С одного мертвого на другого переходил взгляд Гольдмунда. В лице девочки, хотя оно было уже сильно искажено, застыло что– то вроде беспомощного ужаса перед смертью. В затылке и волосах матери, так глубоко и неистово зарывшейся в постель, читалось бешенство, страх и страстное желание спастись. Именно непокорные волосы никак не хотели сдаваться смерти. В облике крестьянина было упрямство и затаенная боль; видно было, что умирал он трудно, но по-мужески, его бородатое лицо упиралось резко и неподвижно в воздух, подобно лицу павшего на поле брани воина. Его спокойная и упрямая, немного сдержанная поза была прекрасна; по-видимому, это был недюжинный и неробкий человек, так встретивший смерть. Трогательным, напротив, был труп мальчика, лежавшего животом на пороге; его лицо не говорило ничего, но поза вместе с крепко сжатыми кулачками свидетельствовала о многом: о беспомощном страдании, нерешительном сопротивлении неслыханной боли. Рядом с его головой в двери было пропилено отверстие для кошки. Внимательно рассматривал Гольдмунд увиденное. Без сомнения, все в этой хижине выглядело отвратительно, и трупный запах был ужасен; и все-таки для Гольдмунда все это имело притягательную силу, все было полно судьбоносного величия, так истинно, так непреложно; что-то в этом вызывало его любовь и проникало в душу.
Между тем Роберт снаружи начал кричать, нетерпеливо и испуганно. Гольдмунд любил Роберта, однако в этот момент ему подумалось, как же все-таки живой человек со своим любопытством, страхом, всем своим ребячеством мелок и ничтожен по сравнению с мертвыми. Он не ответил Роберту ничего; он отдался полностью созерцанию мертвых, с тем особым смешанным чувством сострадания и холодной наблюдательности, свойственной художникам. Он точно рассмотрел лежащие фигуры и сидящую тоже, головы, руки, движение, в котором они застыли. Как тихо было в этой заколдованной хижине! Как необыкновенно и страшно пахло! Как призрачно и печально было это маленькое человеческое обиталище, с еще теплившимся огнем в очаге, но населенное трупами, полностью заполненное и пронизанное смертью! Скоро у этих покойников начнет слезать мясо со щек, и крысы сожрут их пальцы. Что с другими людьми происходило в гробу и в могиле, в хорошем укрытии и невидимо, последнее и самое жалкое – распад и уничтожение, то свершалось для этих пятерых здесь, дома, в их комнатах, при свете дня, незапертых дверях, без хлопот, без стыда, без защиты. Гольдмунду приходилось видеть мертвых, но такой картины неумолимой работы смерти он еще никогда не встречал. Глубоко принял он ее в себя.

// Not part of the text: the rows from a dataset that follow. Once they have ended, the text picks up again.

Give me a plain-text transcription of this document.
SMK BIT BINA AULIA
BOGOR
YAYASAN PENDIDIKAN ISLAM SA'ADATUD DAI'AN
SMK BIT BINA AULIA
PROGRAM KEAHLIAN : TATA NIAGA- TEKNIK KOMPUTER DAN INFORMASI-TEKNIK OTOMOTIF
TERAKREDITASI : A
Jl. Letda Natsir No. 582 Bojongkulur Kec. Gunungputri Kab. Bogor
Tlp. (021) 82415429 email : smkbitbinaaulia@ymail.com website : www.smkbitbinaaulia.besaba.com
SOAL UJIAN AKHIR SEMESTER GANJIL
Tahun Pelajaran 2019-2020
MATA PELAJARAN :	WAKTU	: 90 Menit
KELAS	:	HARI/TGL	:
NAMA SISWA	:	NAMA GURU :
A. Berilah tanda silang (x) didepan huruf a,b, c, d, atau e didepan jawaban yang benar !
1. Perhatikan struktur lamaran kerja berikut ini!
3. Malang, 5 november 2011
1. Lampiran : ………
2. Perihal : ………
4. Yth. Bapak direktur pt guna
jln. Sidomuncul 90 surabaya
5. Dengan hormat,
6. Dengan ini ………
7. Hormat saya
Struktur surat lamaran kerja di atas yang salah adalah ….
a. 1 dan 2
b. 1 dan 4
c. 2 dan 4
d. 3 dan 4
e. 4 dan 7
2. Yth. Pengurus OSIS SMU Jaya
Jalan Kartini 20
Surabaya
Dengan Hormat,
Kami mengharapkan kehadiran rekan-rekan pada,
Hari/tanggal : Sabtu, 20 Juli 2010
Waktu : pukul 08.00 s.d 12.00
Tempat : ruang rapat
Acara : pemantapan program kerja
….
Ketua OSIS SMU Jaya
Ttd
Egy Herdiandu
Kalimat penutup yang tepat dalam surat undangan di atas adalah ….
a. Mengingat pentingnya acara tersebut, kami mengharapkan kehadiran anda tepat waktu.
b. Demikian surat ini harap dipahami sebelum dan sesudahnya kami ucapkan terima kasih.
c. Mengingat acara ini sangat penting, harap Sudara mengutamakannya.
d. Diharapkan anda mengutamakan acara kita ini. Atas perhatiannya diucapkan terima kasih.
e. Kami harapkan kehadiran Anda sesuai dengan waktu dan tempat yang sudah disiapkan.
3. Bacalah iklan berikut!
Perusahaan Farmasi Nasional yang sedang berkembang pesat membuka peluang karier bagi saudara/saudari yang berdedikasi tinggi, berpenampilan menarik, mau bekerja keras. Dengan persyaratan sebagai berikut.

Наконец крики Роберта перед дверью дома вывели его из размышлений, и он вышел.
Со страхом посмотрел на него товарищ.
– Что там? – спросил он тихо голосом, полным ужаса. – Ведь в доме никого нет? Ох, не делай таких глаз. Говори же!
Гольдмунд смерил его холодным взглядом.
– Пойди и посмотри, это забавный дом. Потом подоим корову там, на лугу. Вперед!
Нерешительно Роберт вошел в хижину, направился к очагу, заметив сидящую женщину и обнаружив, что она мертва, громко закричал. Поспешно вернулся назад с широко раскрытыми глазами.
– Господи помилуй! Там у очага сидит мертвая женщина. Что это? Почему ее не похоронят? О Господи! Уже ведь пахнет.
Гольдмунд улыбнулся.
– Ты большой герой, Роберт, но ты слишком скоро вернулся. Мертвая старая женщина, сидящая на стуле, пожалуй, примечательное зрелище, но ты можешь увидеть нечто еще более необычное, если сделаешь еще несколько шагов. Их пятеро, Роберт. В постелях лежат трое, и мертвый мальчик посреди порога. Все мертвые. Вся семья, дом вымер. Поэтому никто и не подоил корову.
Объятый ужасом, тот смотрел– на него, потом закричал вдруг сдавленным голосом:
– О, теперь я понимаю крестьян, что не хотели вчера пускать нас в свою деревню. О Господи, теперь мне все ясно. Это чума! Клянусь моей бедной душой, это чума, Гольдмунд! А ты так долго был там, внутри, и, может, касался мертвых! Прочь! Не подходи ко мне, ты наверняка заразился. Мне жаль, Гольдмунд, но я должен уйти, я не могу оставаться с тобой.
Он уже собрался бежать, но Гольдмунд крепко схватил его за рясу. Посмотрел строго с немым укором и неумолимо держал, как тот ни противился и ни упирался.
– Мой маленький мальчик, – сказал он дружески ироническим тоном, – а ты умнее, чем можно предположить, по-видимому, ты окажешься прав. Ну, да это мы узнаем в ближайшем дворе или деревне. По-видимому, в этой местности чума. Посмотрим, выйдем ли мы отсюда живыми. Но позволить тебе убежать, маленький Роберт, я не могу. Видишь ли, я сердобольный человек, у меня сердце слишком мягкое, и когда я подумаю, что, возможно, и ты заразился там в доме, а я позволю тебе убежать, и ты умрешь где-нибудь на воле, совсем один, и ни один человек не закроет тебе глаза, и не выкопает могилу, и не бросит на тебя немного земли – нет, милый друг, тогда меня задушит горе. Итак, будь внимателен и очень хорошо запомни, что я скажу, повторять я не буду: мы оба в одинаковой опасности, она может поразить тебя и меня. Мы останемся вместе и либо погибнем, либо ускользнем от этой проклятой чумы. Если ты заболеешь и умрешь, я похороню тебя, это уж точно. А если мне суждено будет умереть, то делай, как знаешь, похорони меня или не делай этого, мне все равно. А пока, дорогой, не вздумай удрать, заметь это себе! Мы нужны друг другу. Теперь же заткни глотку, я не хочу ничего слышать, и поищи где-нибудь в хлеву ведро, чтобы наконец подоить корову.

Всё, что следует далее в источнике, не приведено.